Dr. William “Bill” Jenkins, the legendary epidemiologist who worked for the U.S government, died at age 73 on Feb. 17. The cause of death was sarcoidosis, according to his wife, Dr. Diane Rowley.

The exceptional doctor had always been an advocate for racial and social equality among Black Americans. This yearning for justice began when he was in high school.

While he had many accomplishments over the course of his illustrious career, he was best known for trying to end the Tuskegee Experiment, an unethical study conducted on rural Black men in Macon, Ala., by the U.S. government, in order to learn the effects of syphilis on the human body. The study spanned some forty years and was conducted without informed consent from the participants. Syphilis, a sexually transmitted disease, caused brain damage, paralysis, blindness and even death in many of the men.
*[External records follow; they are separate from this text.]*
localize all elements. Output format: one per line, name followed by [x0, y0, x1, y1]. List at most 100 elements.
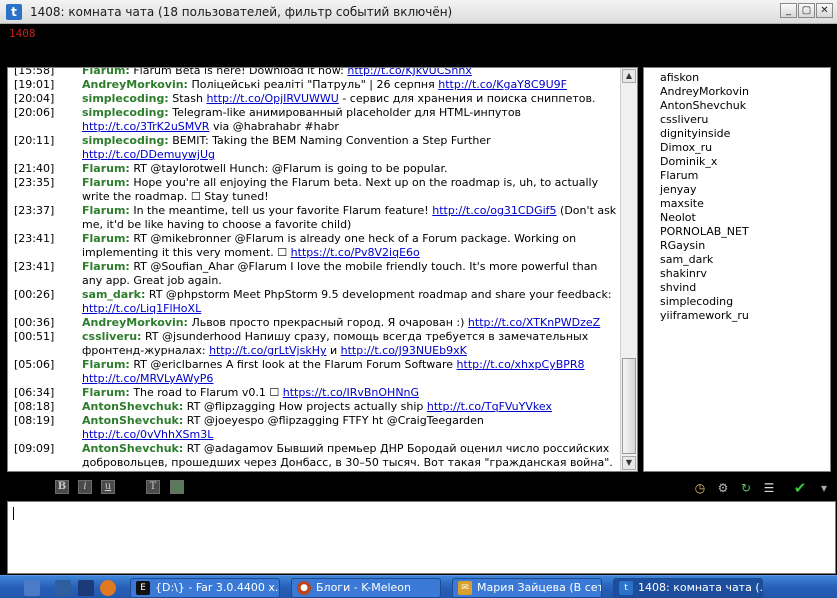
message-nick[interactable]: Flarum: [82, 176, 130, 189]
user-list-item[interactable]: afiskon [644, 71, 830, 85]
text-style-button[interactable]: T [146, 480, 160, 494]
message-link[interactable]: http://t.co/0vVhhXSm3L [82, 428, 213, 441]
message-body: AndreyMorkovin: Поліцейські реаліті "Пат… [82, 78, 621, 92]
chat-message: [23:41] Flarum: RT @Soufian_Ahar @Flarum … [8, 260, 621, 288]
message-link[interactable]: https://t.co/IRvBnOHNnG [283, 386, 419, 399]
close-button[interactable]: ✕ [816, 3, 833, 18]
message-link[interactable]: http://t.co/grLtVjskHy [209, 344, 326, 357]
message-link[interactable]: http://t.co/TqFVuYVkex [427, 400, 552, 413]
monitor-icon[interactable] [55, 580, 71, 596]
user-list-item[interactable]: Dimox_ru [644, 141, 830, 155]
task-messenger[interactable]: ✉ Мария Зайцева (В сети) [452, 578, 602, 598]
user-list-item[interactable]: simplecoding [644, 295, 830, 309]
message-link[interactable]: http://t.co/DDemuywjUg [82, 148, 215, 161]
user-list-item[interactable]: shvind [644, 281, 830, 295]
message-input-box[interactable] [7, 501, 836, 574]
show-desktop-icon[interactable] [24, 580, 40, 596]
chat-message: [15:58] Flarum: Flarum Beta is here! Down… [8, 68, 621, 78]
user-list-item[interactable]: dignityinside [644, 127, 830, 141]
message-link[interactable]: http://t.co/J93NUEb9xK [341, 344, 467, 357]
message-nick[interactable]: AntonShevchuk: [82, 442, 183, 455]
refresh-icon[interactable]: ↻ [738, 480, 754, 496]
message-text: In the meantime, tell us your favorite F… [129, 204, 433, 217]
chat-scrollbar[interactable]: ▲ ▼ [620, 68, 637, 471]
message-nick[interactable]: simplecoding: [82, 134, 169, 147]
message-body: Flarum: The road to Flarum v0.1 ☐ https:… [82, 386, 621, 400]
send-icon[interactable]: ✔ [792, 480, 808, 496]
message-nick[interactable]: sam_dark: [82, 288, 145, 301]
scroll-down-button[interactable]: ▼ [622, 456, 636, 470]
message-nick[interactable]: AndreyMorkovin: [82, 78, 188, 91]
message-body: simplecoding: Telegram-like анимированны… [82, 106, 621, 134]
message-nick[interactable]: Flarum: [82, 358, 130, 371]
user-list-item[interactable]: jenyay [644, 183, 830, 197]
message-link[interactable]: http://t.co/Liq1FlHoXL [82, 302, 201, 315]
message-link[interactable]: http://t.co/MRVLyAWyP6 [82, 372, 213, 385]
user-list-item[interactable]: Flarum [644, 169, 830, 183]
user-list-item[interactable]: sam_dark [644, 253, 830, 267]
user-list-item[interactable]: Dominik_x [644, 155, 830, 169]
user-list-item[interactable]: Neolot [644, 211, 830, 225]
task-far[interactable]: E {D:\} - Far 3.0.4400 x... [130, 578, 280, 598]
chat-message: [08:19] AntonShevchuk: RT @joeyespo @flip… [8, 414, 621, 442]
task-chat[interactable]: t 1408: комната чата (... [613, 578, 763, 598]
text-caret [13, 507, 14, 520]
message-nick[interactable]: cssliveru: [82, 330, 141, 343]
title-bar[interactable]: t 1408: комната чата (18 пользователей, … [0, 0, 837, 24]
message-text: BEMIT: Taking the BEM Naming Convention … [168, 134, 491, 147]
user-list-item[interactable]: cssliveru [644, 113, 830, 127]
clock-icon[interactable]: ◷ [692, 480, 708, 496]
message-link[interactable]: http://t.co/og31CDGif5 [432, 204, 556, 217]
format-toolbar: B i u T ◷ ⚙ ↻ ☰ ✔ ▾ [0, 477, 837, 500]
message-text: RT @joeyespo @flipzagging FTFY ht @Craig… [183, 414, 484, 427]
user-list-item[interactable]: PORNOLAB_NET [644, 225, 830, 239]
gear-icon[interactable]: ⚙ [715, 480, 731, 496]
user-list-item[interactable]: maxsite [644, 197, 830, 211]
scroll-thumb[interactable] [622, 358, 636, 454]
message-nick[interactable]: Flarum: [82, 68, 130, 77]
message-text: и [326, 344, 341, 357]
user-list-item[interactable]: AndreyMorkovin [644, 85, 830, 99]
message-nick[interactable]: Flarum: [82, 260, 130, 273]
scroll-up-button[interactable]: ▲ [622, 69, 636, 83]
message-input[interactable] [8, 502, 835, 573]
chat-log[interactable]: [15:58] Flarum: Flarum Beta is here! Down… [7, 67, 638, 472]
user-list[interactable]: afiskon AndreyMorkovin AntonShevchuk cssliv… [643, 67, 831, 472]
message-nick[interactable]: AndreyMorkovin: [82, 316, 188, 329]
chat-app-icon: t [619, 581, 633, 595]
italic-button[interactable]: i [78, 480, 92, 494]
message-link[interactable]: https://t.co/Pv8V2iqE6o [291, 246, 420, 259]
message-nick[interactable]: Flarum: [82, 162, 130, 175]
message-link[interactable]: http://t.co/xhxpCyBPR8 [457, 358, 585, 371]
message-link[interactable]: http://t.co/XTKnPWDzeZ [468, 316, 600, 329]
user-list-item[interactable]: yiiframework_ru [644, 309, 830, 323]
task-label: {D:\} - Far 3.0.4400 x... [155, 581, 280, 594]
user-list-item[interactable]: AntonShevchuk [644, 99, 830, 113]
task-kmeleon[interactable]: ● Блоги - K-Meleon [291, 578, 441, 598]
message-link[interactable]: http://t.co/OpjIRVUWWU [206, 92, 338, 105]
user-list-item[interactable]: RGaysin [644, 239, 830, 253]
image-icon[interactable] [170, 480, 184, 494]
message-nick[interactable]: AntonShevchuk: [82, 414, 183, 427]
message-nick[interactable]: Flarum: [82, 232, 130, 245]
save-icon[interactable] [78, 580, 94, 596]
user-list-item[interactable]: shakinrv [644, 267, 830, 281]
message-nick[interactable]: Flarum: [82, 386, 130, 399]
minimize-button[interactable]: _ [780, 3, 797, 18]
task-label: 1408: комната чата (... [638, 581, 763, 594]
message-nick[interactable]: simplecoding: [82, 106, 169, 119]
message-text: RT @ericlbarnes A first look at the Flar… [129, 358, 457, 371]
firefox-icon[interactable] [100, 580, 116, 596]
underline-button[interactable]: u [101, 480, 115, 494]
bold-button[interactable]: B [55, 480, 69, 494]
message-link[interactable]: http://t.co/3TrK2uSMVR [82, 120, 209, 133]
chevron-down-icon[interactable]: ▾ [816, 480, 832, 496]
message-time: [20:11] [14, 134, 55, 147]
restore-button[interactable]: ▢ [798, 3, 815, 18]
list-icon[interactable]: ☰ [761, 480, 777, 496]
message-nick[interactable]: simplecoding: [82, 92, 169, 105]
message-link[interactable]: http://t.co/KJkvUCShnx [347, 68, 472, 77]
message-nick[interactable]: Flarum: [82, 204, 130, 217]
message-nick[interactable]: AntonShevchuk: [82, 400, 183, 413]
message-link[interactable]: http://t.co/KgaY8C9U9F [438, 78, 567, 91]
Bill Jenkins became aware that the men were being deceived and had subsequently went on to pass the disease to their wives, who then passed it on to their children.

Bill Jenkins
Tuskegee study participants in Davisville, Ala., in 1954. (National Archives)

When Jenkins told his superior about his concerns, his fears were blown off by his boss and he was told “to not worry about it.”
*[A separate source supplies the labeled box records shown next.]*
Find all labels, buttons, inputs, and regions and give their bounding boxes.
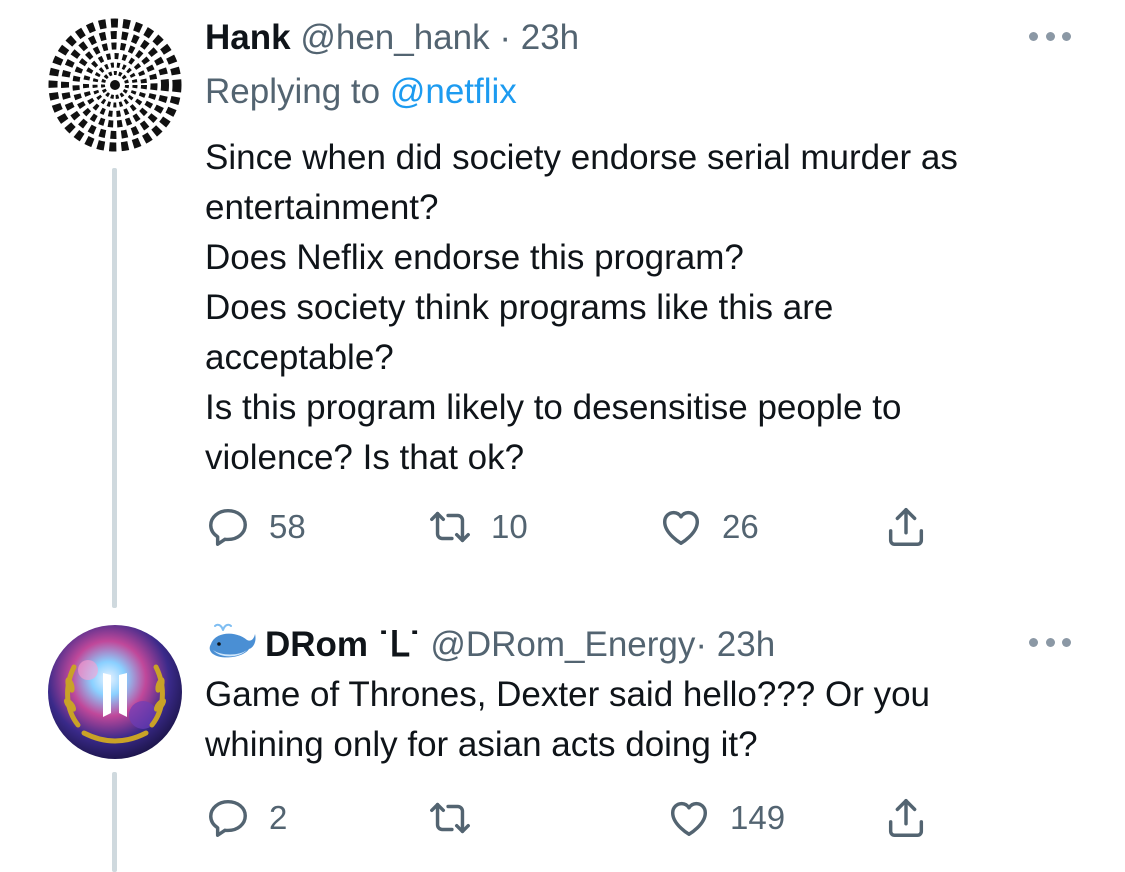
heart-icon	[662, 510, 700, 546]
more-options-button[interactable]	[1029, 635, 1071, 649]
tweet-line: Game of Thrones, Dexter said hello??? Or…	[205, 675, 931, 714]
retweet-button[interactable]: 10	[427, 502, 528, 552]
dot-icon	[1045, 31, 1055, 41]
whale-emoji-icon	[205, 622, 257, 671]
tweet-line: acceptable?	[205, 338, 394, 377]
tweet-text: Since when did society endorse serial mu…	[205, 133, 1085, 483]
retweet-icon	[430, 802, 470, 834]
reply-icon	[209, 508, 247, 546]
tweet-header: DRom ˙ᒪ˙ @DRom_Energy· 23h	[205, 622, 775, 671]
tweet-line: entertainment?	[205, 188, 439, 227]
replying-to: Replying to @netflix	[205, 72, 517, 112]
tweet-line: Since when did society endorse serial mu…	[205, 138, 958, 177]
replying-to-label: Replying to	[205, 72, 381, 111]
tweet-line: whining only for asian acts doing it?	[205, 725, 758, 764]
tweet-line: violence? Is that ok?	[205, 438, 525, 477]
reply-button[interactable]: 58	[205, 502, 306, 552]
like-count: 26	[722, 508, 759, 545]
handle[interactable]: @DRom_Energy	[430, 625, 695, 664]
tweet-header: Hank @hen_hank · 23h	[205, 18, 579, 58]
hypnotic-spiral-avatar-icon	[48, 18, 182, 152]
retweet-button[interactable]	[427, 793, 491, 843]
tweet-line: Does Neflix endorse this program?	[205, 238, 744, 277]
retweet-icon	[430, 511, 470, 543]
thread-line	[112, 772, 117, 872]
tweet-hank[interactable]: Hank @hen_hank · 23h Replying to @netfli…	[0, 0, 1125, 608]
separator: ·	[499, 18, 512, 57]
like-button[interactable]: 26	[658, 502, 759, 552]
dot-icon	[1062, 637, 1071, 647]
avatar[interactable]	[48, 18, 182, 152]
dot-icon	[1029, 637, 1038, 647]
dot-icon	[1029, 31, 1038, 41]
reply-count: 2	[269, 799, 288, 836]
galaxy-laurel-avatar-icon	[48, 625, 182, 759]
share-icon	[888, 508, 924, 546]
display-name[interactable]: Hank	[205, 18, 291, 57]
dot-icon	[1045, 637, 1055, 647]
thread-line	[112, 168, 117, 608]
separator: ·	[695, 625, 708, 664]
share-button[interactable]	[883, 502, 929, 552]
dot-icon	[1062, 31, 1071, 41]
tweet-line: Is this program likely to desensitise pe…	[205, 388, 902, 427]
like-count: 149	[730, 799, 786, 836]
handle[interactable]: @hen_hank	[300, 18, 489, 57]
more-options-button[interactable]	[1029, 29, 1071, 43]
tweet-line: Does society think programs like this ar…	[205, 288, 834, 327]
heart-icon	[670, 801, 708, 837]
share-button[interactable]	[883, 793, 929, 843]
retweet-count: 10	[491, 508, 528, 545]
display-name[interactable]: DRom ˙ᒪ˙	[265, 625, 421, 664]
timestamp[interactable]: 23h	[717, 625, 775, 664]
replying-to-link[interactable]: @netflix	[390, 72, 517, 111]
avatar[interactable]	[48, 625, 182, 759]
share-icon	[888, 799, 924, 837]
timestamp[interactable]: 23h	[521, 18, 579, 57]
like-button[interactable]: 149	[666, 793, 785, 843]
reply-icon	[209, 799, 247, 837]
tweet-drom[interactable]: DRom ˙ᒪ˙ @DRom_Energy· 23h Game of Thron…	[0, 600, 1125, 872]
reply-count: 58	[269, 508, 306, 545]
tweet-text: Game of Thrones, Dexter said hello??? Or…	[205, 670, 1085, 770]
reply-button[interactable]: 2	[205, 793, 287, 843]
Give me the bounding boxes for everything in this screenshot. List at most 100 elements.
He then attempted to “expose” what was going on with the study, but he failed to highlight that Blacks were targeted in biased medical research studies. The story didn’t gain traction because Jenkins didn’t fully detail what happened. Ultimately, the last survivor of the Tuskegee Experiment died in 2004.
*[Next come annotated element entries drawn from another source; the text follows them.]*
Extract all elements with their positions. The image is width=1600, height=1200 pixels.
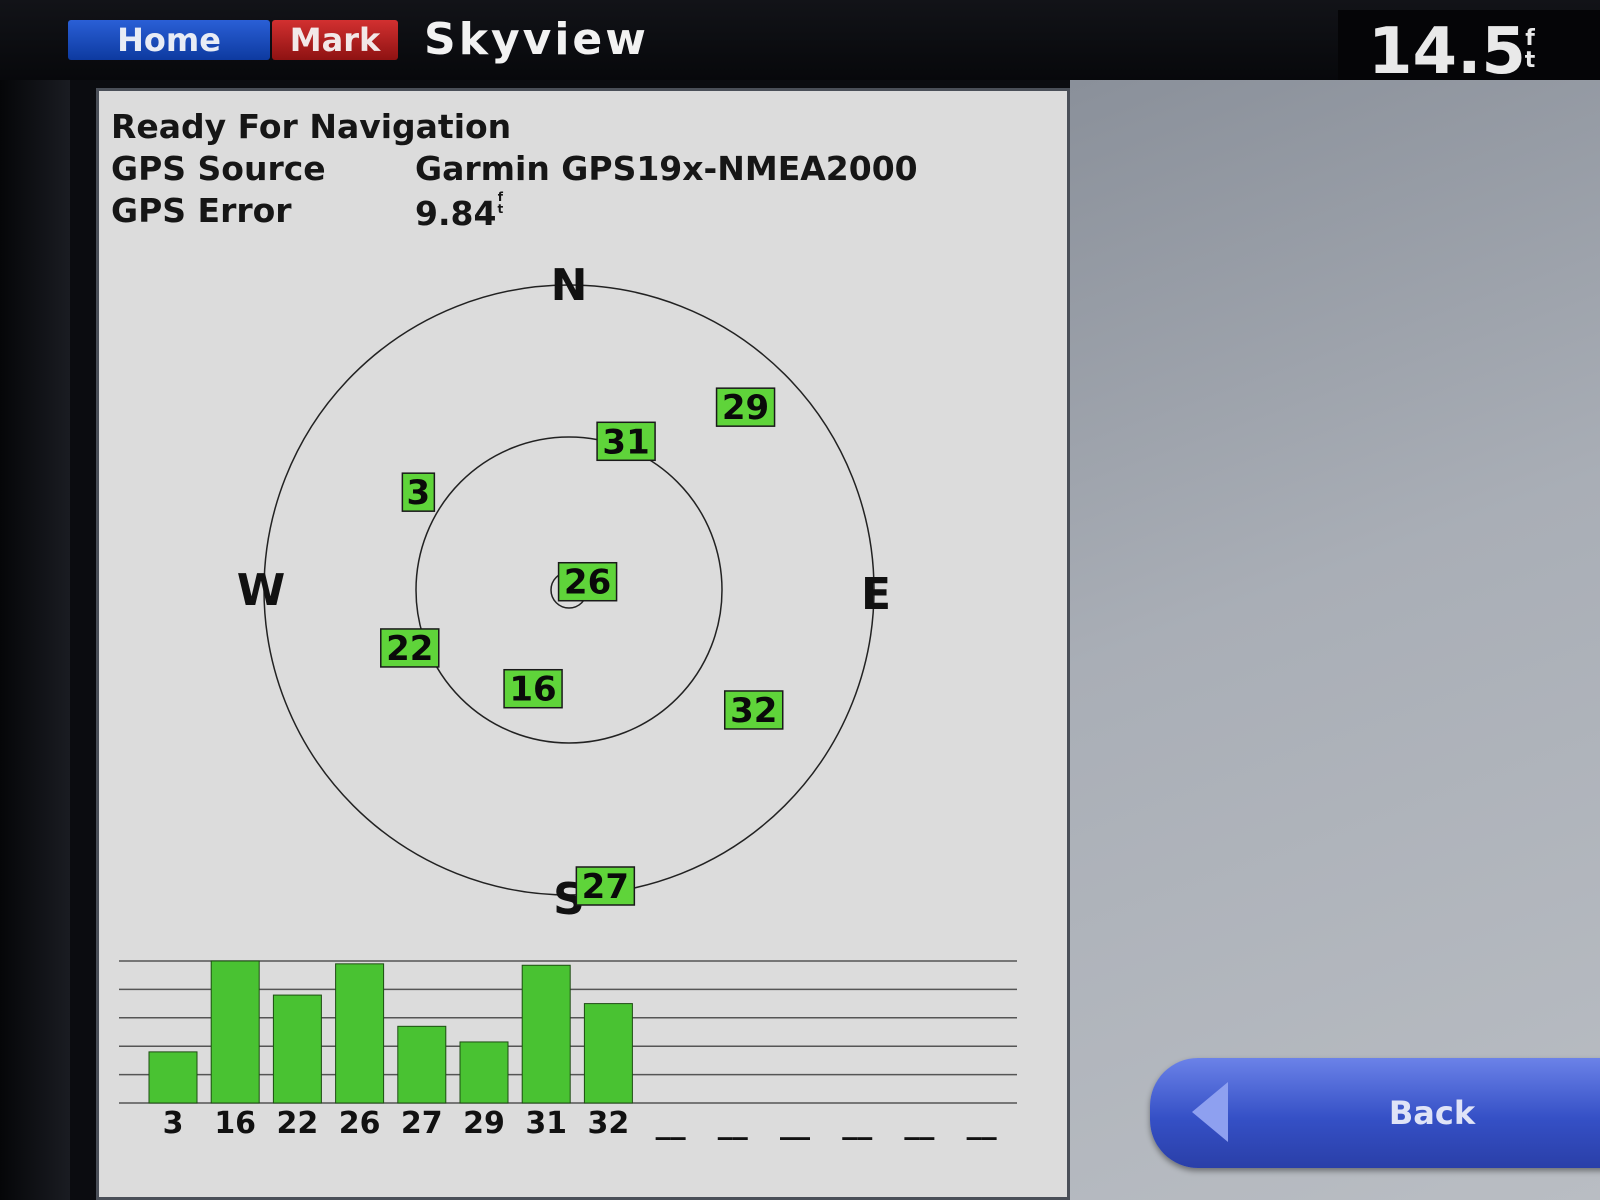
depth-value: 14.5	[1368, 15, 1526, 89]
signal-bar	[272, 994, 322, 1104]
depth-unit: ft	[1522, 28, 1538, 72]
signal-bar-label: 31	[525, 1106, 568, 1141]
signal-bar-label: 27	[400, 1106, 443, 1141]
screen-bezel	[0, 80, 70, 1200]
compass-north: N	[551, 260, 588, 311]
skyview-diagram: N S E W 312932622163227	[119, 260, 1017, 1104]
satellite-id: 29	[722, 388, 769, 428]
satellite-id: 27	[582, 867, 629, 907]
signal-bar	[210, 960, 260, 1104]
signal-bar	[583, 1003, 633, 1104]
signal-bar-label: 22	[276, 1106, 319, 1141]
satellite-layer: 31 29 3 26 22 16 32 27	[380, 387, 784, 907]
empty-signal-slot: __	[842, 1106, 873, 1141]
signal-bar	[459, 1041, 509, 1104]
page-title: Skyview	[424, 14, 649, 65]
satellite-id: 31	[602, 422, 649, 462]
skyview-panel: Ready For Navigation GPS Source Garmin G…	[96, 88, 1070, 1200]
satellite-marker: 26	[557, 561, 618, 603]
satellite-id: 22	[386, 629, 433, 669]
signal-chart	[119, 960, 1017, 1104]
satellite-id: 16	[509, 670, 556, 710]
home-button[interactable]: Home	[68, 20, 270, 60]
empty-signal-slot: __	[966, 1106, 997, 1141]
signal-bar-label: 29	[463, 1106, 505, 1141]
signal-bar-label: 32	[587, 1106, 630, 1141]
right-pane	[1070, 80, 1600, 1200]
empty-signal-slot: __	[780, 1106, 810, 1141]
signal-bar	[148, 1051, 198, 1104]
signal-bar	[335, 963, 385, 1104]
mark-button[interactable]: Mark	[272, 20, 398, 60]
satellite-marker: 22	[380, 628, 440, 669]
satellite-id: 26	[564, 563, 611, 603]
unit-glyph: t	[1524, 48, 1536, 73]
unit-glyph: f	[1525, 26, 1535, 51]
signal-bar	[397, 1025, 447, 1104]
back-chevron-icon	[1192, 1082, 1228, 1142]
back-button[interactable]: Back	[1150, 1058, 1600, 1168]
empty-signal-slot: __	[904, 1106, 935, 1141]
depth-readout: 14.5 ft	[1338, 10, 1600, 90]
empty-signal-slot: __	[655, 1106, 686, 1141]
satellite-marker: 16	[503, 668, 563, 710]
satellite-id: 3	[407, 473, 431, 513]
back-button-label: Back	[1388, 1094, 1476, 1132]
compass-east: E	[861, 569, 891, 620]
satellite-marker: 31	[596, 421, 656, 462]
signal-bar-label: 16	[214, 1106, 257, 1141]
signal-bar-label: 26	[338, 1106, 381, 1141]
satellite-marker: 27	[575, 866, 636, 907]
empty-signal-slot: __	[717, 1106, 748, 1141]
satellite-marker: 29	[715, 387, 776, 428]
signal-bar	[521, 964, 571, 1104]
satellite-id: 32	[730, 691, 777, 731]
satellite-marker: 3	[401, 472, 436, 513]
signal-bar-label: 3	[162, 1106, 184, 1141]
compass-west: W	[237, 565, 286, 616]
top-bar: Home Mark Skyview 14.5 ft	[0, 0, 1600, 90]
satellite-marker: 32	[723, 690, 784, 731]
Dr. Jenkins  proceeded to tackle racial bias in medicine in many other forms. He actively recruited people of color into the public health field. After the study, he went back to school and earned two master’s degrees, one in biostatistics and the other in public health. He lastly earned a doctorate in epidemiology in 1983.

He worked for the Center for Disease Control and Prevention (CDC). Jenkins became one of the first researchers to recognize the disproportionate manner AIDS affected Black men. Later, he became the CDC’s director of minority AIDS prevention. He was also the founder of the Society for the Analysis of African American Public Health Issues, which seeks to eliminate racial health disparities.

His last way to pay it forward with reference to the Tuskegee Experiment was overseeing the government’s Participants Health Benefits Program, which provides free lifetime medical care to the men and their families harmed by the experiment.

“What they deserve is the best medical care we can provide,” Jenkins told The Times in 1997. “I try to give them the care that I would want to give to my mother.”

He always felt deep down that he failed the men in that experiment and his life’s work was spent trying to make his race better for it by his medical contributions.

Dr. Bill Jenkins is survived by his wife, Dr. Diane Rowley, and daughter Danielle Rowley-Jenkins.